Public Health – Seattle & King County is asking residents to report dead birds. Crows, in particular, die quickly from West Nile virus, and clusters of dead crows could indicate the presence of the virus.

Officials did not detect West Nile virus in King County last year, but the virus has been active locally in the past.

Most people do not feel the effects of the infection, but in others, West Nile disease can cause severe symptoms, including diseases of the brain and spinal cord. West Nile disease caused 57 deaths in the United States last year, out of 1,021 reported cases in 41 states.

Throughout the summer and early fall, Public Health – Seattle & King County plans to collect dead birds deemed suitable for laboratory testing. The birds must be a crow, raven, jay or magpie; dead for less than 24 hours; and have no visible trauma or decay in order to be tested.

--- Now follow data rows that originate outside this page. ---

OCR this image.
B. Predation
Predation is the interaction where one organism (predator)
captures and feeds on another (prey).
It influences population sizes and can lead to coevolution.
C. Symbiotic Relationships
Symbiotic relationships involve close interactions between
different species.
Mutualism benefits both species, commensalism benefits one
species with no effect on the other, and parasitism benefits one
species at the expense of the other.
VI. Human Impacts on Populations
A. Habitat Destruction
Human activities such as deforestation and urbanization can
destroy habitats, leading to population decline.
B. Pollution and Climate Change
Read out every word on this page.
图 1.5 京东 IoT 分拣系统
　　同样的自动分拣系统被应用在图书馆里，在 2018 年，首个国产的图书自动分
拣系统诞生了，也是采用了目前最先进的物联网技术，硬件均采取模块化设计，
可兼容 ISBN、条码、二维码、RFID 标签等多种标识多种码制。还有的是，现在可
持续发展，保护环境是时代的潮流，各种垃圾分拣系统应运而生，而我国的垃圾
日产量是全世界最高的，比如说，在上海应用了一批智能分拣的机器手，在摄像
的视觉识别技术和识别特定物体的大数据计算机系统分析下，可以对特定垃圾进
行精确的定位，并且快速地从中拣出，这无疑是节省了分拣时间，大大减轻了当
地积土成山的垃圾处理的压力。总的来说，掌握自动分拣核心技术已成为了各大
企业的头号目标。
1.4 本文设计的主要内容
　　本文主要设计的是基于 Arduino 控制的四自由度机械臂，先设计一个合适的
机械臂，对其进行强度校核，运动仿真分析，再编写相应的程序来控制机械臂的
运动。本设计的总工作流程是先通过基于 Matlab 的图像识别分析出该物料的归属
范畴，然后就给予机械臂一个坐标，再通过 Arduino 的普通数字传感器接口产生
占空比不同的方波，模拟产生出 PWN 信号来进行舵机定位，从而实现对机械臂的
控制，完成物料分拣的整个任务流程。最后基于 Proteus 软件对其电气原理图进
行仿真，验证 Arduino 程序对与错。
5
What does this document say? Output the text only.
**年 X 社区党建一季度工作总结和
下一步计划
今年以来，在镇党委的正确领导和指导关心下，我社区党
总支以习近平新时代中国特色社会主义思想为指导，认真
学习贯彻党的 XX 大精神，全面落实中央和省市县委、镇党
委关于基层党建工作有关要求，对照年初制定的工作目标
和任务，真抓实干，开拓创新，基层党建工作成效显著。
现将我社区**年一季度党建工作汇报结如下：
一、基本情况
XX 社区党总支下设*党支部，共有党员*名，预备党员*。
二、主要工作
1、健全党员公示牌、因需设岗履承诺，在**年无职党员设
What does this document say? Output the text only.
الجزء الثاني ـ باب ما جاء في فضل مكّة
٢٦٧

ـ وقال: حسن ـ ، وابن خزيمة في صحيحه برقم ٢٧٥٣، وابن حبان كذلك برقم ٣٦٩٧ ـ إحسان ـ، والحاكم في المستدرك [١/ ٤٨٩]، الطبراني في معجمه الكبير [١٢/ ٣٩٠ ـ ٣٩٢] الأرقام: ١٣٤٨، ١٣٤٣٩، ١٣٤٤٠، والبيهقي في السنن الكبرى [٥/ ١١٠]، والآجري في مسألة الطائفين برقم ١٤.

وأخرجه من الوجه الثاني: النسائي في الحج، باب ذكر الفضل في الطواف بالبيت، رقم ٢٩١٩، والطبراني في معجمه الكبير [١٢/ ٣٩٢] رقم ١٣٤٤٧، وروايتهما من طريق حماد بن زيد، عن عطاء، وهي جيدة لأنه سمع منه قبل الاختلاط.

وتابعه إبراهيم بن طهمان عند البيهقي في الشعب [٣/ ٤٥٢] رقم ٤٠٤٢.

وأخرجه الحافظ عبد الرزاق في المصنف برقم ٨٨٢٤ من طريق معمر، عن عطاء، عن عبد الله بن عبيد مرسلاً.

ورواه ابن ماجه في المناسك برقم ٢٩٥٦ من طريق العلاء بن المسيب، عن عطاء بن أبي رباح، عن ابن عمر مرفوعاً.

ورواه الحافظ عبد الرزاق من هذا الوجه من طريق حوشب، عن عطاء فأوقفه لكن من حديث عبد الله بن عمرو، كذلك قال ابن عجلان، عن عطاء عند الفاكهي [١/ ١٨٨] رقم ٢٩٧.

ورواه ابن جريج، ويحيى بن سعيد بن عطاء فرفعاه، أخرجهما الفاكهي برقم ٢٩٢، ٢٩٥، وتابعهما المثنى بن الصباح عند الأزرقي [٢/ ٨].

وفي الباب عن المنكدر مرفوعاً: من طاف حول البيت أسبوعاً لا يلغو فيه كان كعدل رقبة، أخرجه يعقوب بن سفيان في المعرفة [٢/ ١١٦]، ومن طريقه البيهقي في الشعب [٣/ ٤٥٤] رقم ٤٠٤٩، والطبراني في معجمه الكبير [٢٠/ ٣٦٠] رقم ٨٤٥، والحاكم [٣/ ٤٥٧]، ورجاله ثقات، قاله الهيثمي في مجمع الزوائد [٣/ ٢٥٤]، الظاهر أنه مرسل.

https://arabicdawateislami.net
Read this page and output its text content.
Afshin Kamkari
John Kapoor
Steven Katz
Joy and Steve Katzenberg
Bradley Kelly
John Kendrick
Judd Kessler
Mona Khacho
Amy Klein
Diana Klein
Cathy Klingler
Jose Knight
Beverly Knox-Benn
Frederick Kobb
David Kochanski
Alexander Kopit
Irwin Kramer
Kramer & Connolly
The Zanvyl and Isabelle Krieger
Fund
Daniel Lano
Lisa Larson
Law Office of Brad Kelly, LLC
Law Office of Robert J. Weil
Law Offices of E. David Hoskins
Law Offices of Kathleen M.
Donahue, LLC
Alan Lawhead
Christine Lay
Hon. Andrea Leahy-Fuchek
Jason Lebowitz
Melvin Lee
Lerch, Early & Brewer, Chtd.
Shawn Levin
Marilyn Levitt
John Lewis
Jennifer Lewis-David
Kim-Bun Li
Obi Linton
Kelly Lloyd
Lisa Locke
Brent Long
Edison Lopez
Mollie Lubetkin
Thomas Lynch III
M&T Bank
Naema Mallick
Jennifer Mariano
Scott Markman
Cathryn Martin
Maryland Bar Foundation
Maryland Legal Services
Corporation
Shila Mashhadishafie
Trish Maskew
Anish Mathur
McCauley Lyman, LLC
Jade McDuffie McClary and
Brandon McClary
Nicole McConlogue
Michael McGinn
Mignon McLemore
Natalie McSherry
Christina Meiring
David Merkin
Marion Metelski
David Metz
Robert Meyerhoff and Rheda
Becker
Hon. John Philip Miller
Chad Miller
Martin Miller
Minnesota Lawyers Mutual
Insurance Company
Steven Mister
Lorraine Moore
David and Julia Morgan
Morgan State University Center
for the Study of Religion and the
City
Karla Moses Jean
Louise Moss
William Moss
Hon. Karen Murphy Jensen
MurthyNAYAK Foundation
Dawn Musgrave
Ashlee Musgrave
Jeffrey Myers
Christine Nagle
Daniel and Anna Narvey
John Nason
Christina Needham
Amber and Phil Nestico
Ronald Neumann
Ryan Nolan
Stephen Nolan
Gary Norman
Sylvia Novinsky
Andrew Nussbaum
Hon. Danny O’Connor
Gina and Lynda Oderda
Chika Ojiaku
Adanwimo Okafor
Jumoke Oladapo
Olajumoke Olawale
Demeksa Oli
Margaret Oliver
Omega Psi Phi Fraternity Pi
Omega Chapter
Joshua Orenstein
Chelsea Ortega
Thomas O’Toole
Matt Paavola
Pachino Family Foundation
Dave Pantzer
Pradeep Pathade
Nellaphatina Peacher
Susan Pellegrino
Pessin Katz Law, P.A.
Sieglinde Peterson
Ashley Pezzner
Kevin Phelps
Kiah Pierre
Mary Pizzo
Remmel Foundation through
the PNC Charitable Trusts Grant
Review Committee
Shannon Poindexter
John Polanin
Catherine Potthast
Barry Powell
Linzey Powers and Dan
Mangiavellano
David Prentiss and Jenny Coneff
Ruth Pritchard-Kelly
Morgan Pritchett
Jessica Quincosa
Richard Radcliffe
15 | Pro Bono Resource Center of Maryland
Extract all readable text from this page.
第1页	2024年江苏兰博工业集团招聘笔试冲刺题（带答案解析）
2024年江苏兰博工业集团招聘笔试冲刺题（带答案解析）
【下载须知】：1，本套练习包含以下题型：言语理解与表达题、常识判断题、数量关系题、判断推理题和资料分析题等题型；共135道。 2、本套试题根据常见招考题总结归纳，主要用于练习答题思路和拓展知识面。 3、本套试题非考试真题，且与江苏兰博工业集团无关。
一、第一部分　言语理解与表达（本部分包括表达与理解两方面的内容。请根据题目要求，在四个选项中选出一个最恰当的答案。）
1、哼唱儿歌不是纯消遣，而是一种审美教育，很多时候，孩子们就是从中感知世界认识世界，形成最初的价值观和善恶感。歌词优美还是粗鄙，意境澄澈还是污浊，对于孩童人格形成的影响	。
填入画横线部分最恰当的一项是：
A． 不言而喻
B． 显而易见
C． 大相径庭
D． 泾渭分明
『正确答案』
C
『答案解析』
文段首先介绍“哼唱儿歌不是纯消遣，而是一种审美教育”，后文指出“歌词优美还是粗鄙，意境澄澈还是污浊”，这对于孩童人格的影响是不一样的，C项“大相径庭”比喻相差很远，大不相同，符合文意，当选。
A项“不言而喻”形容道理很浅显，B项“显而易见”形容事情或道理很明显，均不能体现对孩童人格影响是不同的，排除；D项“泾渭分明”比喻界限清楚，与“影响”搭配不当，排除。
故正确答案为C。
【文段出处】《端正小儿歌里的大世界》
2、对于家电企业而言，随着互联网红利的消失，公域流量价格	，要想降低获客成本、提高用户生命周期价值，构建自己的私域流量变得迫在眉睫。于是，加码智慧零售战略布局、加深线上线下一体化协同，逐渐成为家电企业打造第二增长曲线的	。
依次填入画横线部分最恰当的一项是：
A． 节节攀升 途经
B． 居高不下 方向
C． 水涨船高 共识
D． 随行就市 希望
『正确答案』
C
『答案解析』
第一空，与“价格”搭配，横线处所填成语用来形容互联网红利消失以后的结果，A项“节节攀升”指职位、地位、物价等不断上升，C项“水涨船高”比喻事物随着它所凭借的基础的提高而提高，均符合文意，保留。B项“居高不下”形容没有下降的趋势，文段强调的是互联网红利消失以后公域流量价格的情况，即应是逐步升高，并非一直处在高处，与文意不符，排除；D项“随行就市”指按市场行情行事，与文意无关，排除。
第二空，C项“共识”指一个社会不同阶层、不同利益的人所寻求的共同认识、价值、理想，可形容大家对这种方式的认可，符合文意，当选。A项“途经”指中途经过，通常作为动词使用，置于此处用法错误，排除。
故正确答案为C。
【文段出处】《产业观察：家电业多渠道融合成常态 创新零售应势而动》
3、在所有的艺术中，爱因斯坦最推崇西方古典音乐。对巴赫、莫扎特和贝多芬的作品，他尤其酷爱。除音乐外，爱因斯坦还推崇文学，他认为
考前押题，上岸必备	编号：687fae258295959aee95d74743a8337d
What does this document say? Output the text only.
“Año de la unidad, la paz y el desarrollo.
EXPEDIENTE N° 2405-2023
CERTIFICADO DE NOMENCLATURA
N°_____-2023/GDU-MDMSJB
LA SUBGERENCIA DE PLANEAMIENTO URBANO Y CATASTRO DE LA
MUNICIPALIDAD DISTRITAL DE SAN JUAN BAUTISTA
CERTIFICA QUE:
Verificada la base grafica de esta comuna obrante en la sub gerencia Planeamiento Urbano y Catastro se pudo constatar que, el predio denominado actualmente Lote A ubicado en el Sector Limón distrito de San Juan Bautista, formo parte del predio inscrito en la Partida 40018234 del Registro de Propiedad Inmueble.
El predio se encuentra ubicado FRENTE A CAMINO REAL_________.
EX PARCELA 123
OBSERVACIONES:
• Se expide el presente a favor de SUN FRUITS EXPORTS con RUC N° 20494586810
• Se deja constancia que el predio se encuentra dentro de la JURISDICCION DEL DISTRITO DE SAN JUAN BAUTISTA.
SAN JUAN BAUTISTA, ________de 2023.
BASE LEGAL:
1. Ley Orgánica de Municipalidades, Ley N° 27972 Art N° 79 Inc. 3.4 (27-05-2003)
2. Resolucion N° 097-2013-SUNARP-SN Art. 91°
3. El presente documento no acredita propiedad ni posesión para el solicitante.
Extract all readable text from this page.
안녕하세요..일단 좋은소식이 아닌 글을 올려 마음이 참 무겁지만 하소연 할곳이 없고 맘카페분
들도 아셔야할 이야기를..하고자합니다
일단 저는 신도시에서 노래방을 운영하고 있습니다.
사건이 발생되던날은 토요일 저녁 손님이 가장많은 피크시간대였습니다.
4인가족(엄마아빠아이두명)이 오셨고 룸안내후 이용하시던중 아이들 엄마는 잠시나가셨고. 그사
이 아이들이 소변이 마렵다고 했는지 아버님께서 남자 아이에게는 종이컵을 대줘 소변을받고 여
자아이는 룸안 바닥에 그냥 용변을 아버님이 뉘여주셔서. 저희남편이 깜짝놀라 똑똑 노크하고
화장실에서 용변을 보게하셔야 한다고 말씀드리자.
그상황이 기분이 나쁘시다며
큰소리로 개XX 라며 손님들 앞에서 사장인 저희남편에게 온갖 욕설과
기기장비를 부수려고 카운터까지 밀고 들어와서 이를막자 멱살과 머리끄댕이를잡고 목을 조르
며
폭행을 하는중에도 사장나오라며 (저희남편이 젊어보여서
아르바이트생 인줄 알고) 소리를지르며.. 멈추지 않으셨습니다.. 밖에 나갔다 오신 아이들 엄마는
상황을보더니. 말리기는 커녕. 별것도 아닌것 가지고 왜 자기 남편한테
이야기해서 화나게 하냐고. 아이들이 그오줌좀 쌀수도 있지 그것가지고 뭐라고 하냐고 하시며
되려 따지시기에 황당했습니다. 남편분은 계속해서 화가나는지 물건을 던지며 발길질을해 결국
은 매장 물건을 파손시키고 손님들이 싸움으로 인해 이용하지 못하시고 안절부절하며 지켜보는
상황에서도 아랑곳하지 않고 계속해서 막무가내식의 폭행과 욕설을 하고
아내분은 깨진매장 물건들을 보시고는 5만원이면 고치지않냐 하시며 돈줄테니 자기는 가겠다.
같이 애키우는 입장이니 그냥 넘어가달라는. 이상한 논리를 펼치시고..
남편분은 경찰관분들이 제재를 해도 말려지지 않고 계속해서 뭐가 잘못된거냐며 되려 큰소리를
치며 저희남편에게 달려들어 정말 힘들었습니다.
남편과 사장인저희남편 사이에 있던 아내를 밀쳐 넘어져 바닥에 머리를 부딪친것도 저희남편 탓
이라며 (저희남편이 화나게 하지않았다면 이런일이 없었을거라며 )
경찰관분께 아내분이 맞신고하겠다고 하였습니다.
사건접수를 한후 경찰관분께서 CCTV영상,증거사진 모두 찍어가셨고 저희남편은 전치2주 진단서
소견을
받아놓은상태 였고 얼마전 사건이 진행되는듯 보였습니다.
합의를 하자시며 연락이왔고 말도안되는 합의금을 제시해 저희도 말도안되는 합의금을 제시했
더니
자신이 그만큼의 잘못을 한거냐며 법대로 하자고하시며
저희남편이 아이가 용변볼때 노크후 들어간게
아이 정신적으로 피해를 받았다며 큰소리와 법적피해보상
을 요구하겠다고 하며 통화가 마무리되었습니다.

The mosquito most responsible for West Nile virus in King County is the northern house mosquito, culex pipiens. The species prefers to lay eggs in standing water. Even small amounts of water, such as in plant saucers or a clogged gutter, can produce many mosquitoes.

People can avoid mosquito bites by wearing long-sleeved shirts, long pants and socks. Health officials recommend for people to consider using insect repellent, too.